We went back to the subway to São Bento, the original starting point of the tour. From there, we climb up to the Sé do Porto (Porto Cathedral) in which we could barely get in and already whisked away since they are closing. So we didn’t really see anything inside the church. But in front of the cathedral is a fantastic panorama of the city and the Douro river. Then we were off to see the main attraction of Porto, the bridges. But before, we went to the Funicular dos Guindais, a cable car from Batalha station going down the steep hill, the Ribeira station, which is on the foot of the bridge, Ponte Dom Luis I.

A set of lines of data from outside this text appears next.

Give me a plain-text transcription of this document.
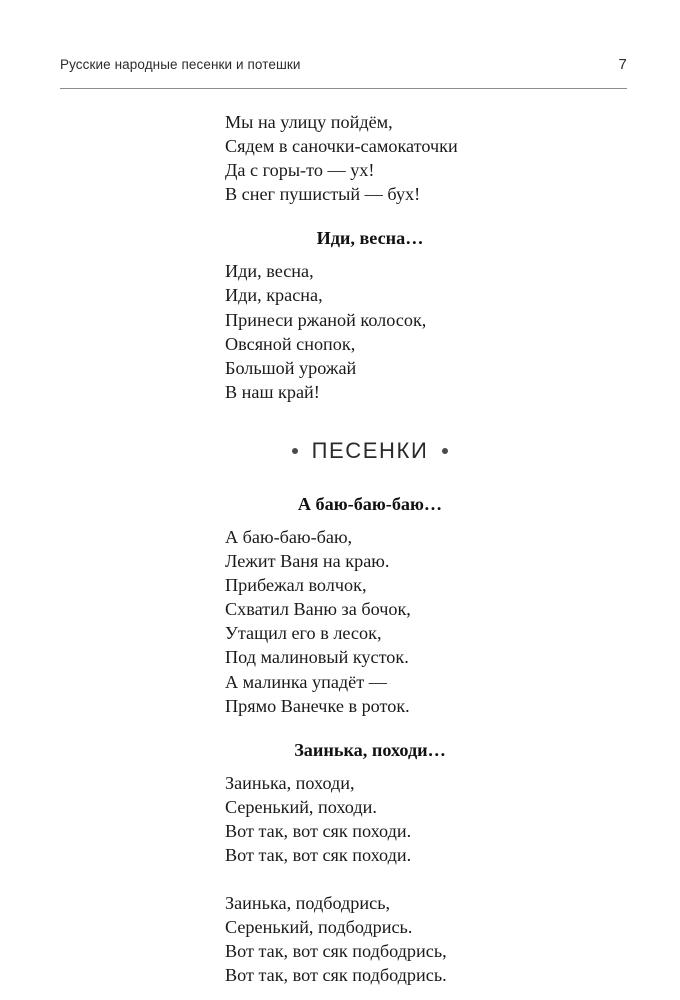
Русские народные песенки и потешки	7
Мы на улицу пойдём,
Сядем в саночки-самокаточки
Да с горы-то — ух!
В снег пушистый — бух!
Иди, весна…
Иди, весна,
Иди, красна,
Принеси ржаной колосок,
Овсяной снопок,
Большой урожай
В наш край!
ПЕСЕНКИ
А баю-баю-баю…
А баю-баю-баю,
Лежит Ваня на краю.
Прибежал волчок,
Схватил Ваню за бочок,
Утащил его в лесок,
Под малиновый кусток.
А малинка упадёт —
Прямо Ванечке в роток.
Заинька, походи…
Заинька, походи,
Серенький, походи.
Вот так, вот сяк походи.
Вот так, вот сяк походи.
Заинька, подбодрись,
Серенький, подбодрись.
Вот так, вот сяк подбодрись,
Вот так, вот сяк подбодрись.
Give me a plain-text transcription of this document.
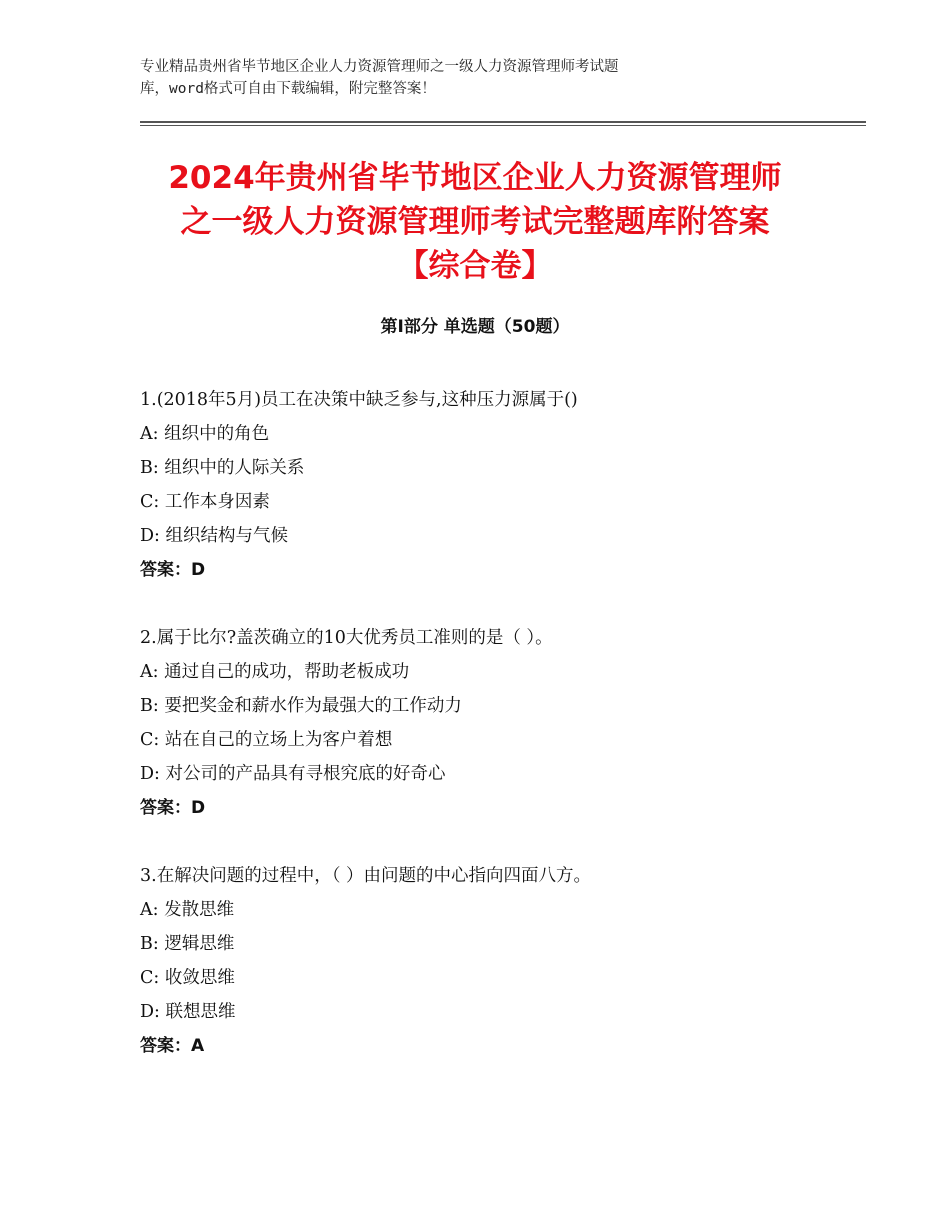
专业精品贵州省毕节地区企业人力资源管理师之一级人力资源管理师考试题
库，word格式可自由下载编辑，附完整答案！

2024年贵州省毕节地区企业人力资源管理师
之一级人力资源管理师考试完整题库附答案
【综合卷】
第Ⅰ部分 单选题（50题）
1.(2018年5月)员工在决策中缺乏参与,这种压力源属于()
A: 组织中的角色
B: 组织中的人际关系
C: 工作本身因素
D: 组织结构与气候
答案：D
2.属于比尔?盖茨确立的10大优秀员工准则的是（ ）。
A: 通过自己的成功，帮助老板成功
B: 要把奖金和薪水作为最强大的工作动力
C: 站在自己的立场上为客户着想
D: 对公司的产品具有寻根究底的好奇心
答案：D
3.在解决问题的过程中，（ ）由问题的中心指向四面八方。
A: 发散思维
B: 逻辑思维
C: 收敛思维
D: 联想思维
答案：A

Although the trip with this funicular was somewhat unique, there was hardly anyone there, saved for a Russian couple. This was perhaps because of the unattractive entrance when you come to a city wall, then down a flight of stairs. It didn’t cost us extra since we already had our day pass for all the public transport. We weren’t so sure at first how to go about since we were the only people in there. There was an indicator which shows a number 26, and we thought that the cable car is only available in 26 minutes. We wanted to ask the man behind the counter but was too busy talking on the phone. Suddenly there came a signal (a blinking yellow light), and the thing just drove off without us. Then we waited for the next empty wagon, got in and drove down the steep hill. I was supposed to meet up with my friend Margo who is also there for a visit and have been texting our whereabouts. Funny though because I didn’t see the people inside the incoming wagon and she texted me that she just saw us in the car going down.

Below, we were right at the foot of Ponte Dom Luis I and the nearby Ponte Maria Pia. Ponte Maria Pia was engineered by Gustave Eiffel in 1877, the same Eiffel who built the famous Eiffel Tower in Paris, whereby the Ponte Dom Luis I was a sole responsibility of Téophile Seyrig. We walked on the bridge towards Vila Nova de Gaia, which is actually a separate city. Vila Nova de Gaia already existed during the Roman empire. It is also well known for its “lodges” (locally known as caves) where the world-famous Port wine is stored and aged. The lodges become a primary tourist magnet. We were already approached a lot to visit the wine cellars. I would have loved to, but due to our time constraints, we decided to just go about. We wanted to take a boat tour, so we asked for tickets at one of many tour vendors on the river.  It was still half an hour to wait, so we had time to have a little break at the cafe nearby.

On the boat, we were together with a load of elderly tourists who were travelling as a group, and we first had to wait for them until we could take off. Despite the rainy and cold weather, it was a fantastic tour through the numerous bridges and past the  “Mosteiro da Serra do Pilar“, which is also a part of the World Heritage Site of Porto. Unfortunately, the monastery is off limits to tourists.

Going back to Porto, we wanted to cross the bridge but this time on the top. You can take a cable car in Vila Nova de Gaia going up the hill. The view on top is fantastic. We come up to the next tram stop and then cross the bridge riding the tram. Passing by the “Praça da Liberdade” and the church “Igreja dos Clerigos” with its imposing tower, we went to the “Centro Português de Fotografia”. There was an exhibit of press photography about Afghanistan.

Finally, I wanted to meet up with my friend Margo and her friend, so we took a taxi to where they are. From there, we rode the bus back Casa da Música where we had some coffee and cake and a good chat. I’ve met her in Lìsek during our training course in 2011. It was nice seeing her again after a long time. Then it was time to say goodbye again, and we headed to the train station in São Bento. At Aveiro, we went to our favourite food court at the mall to get our dinner.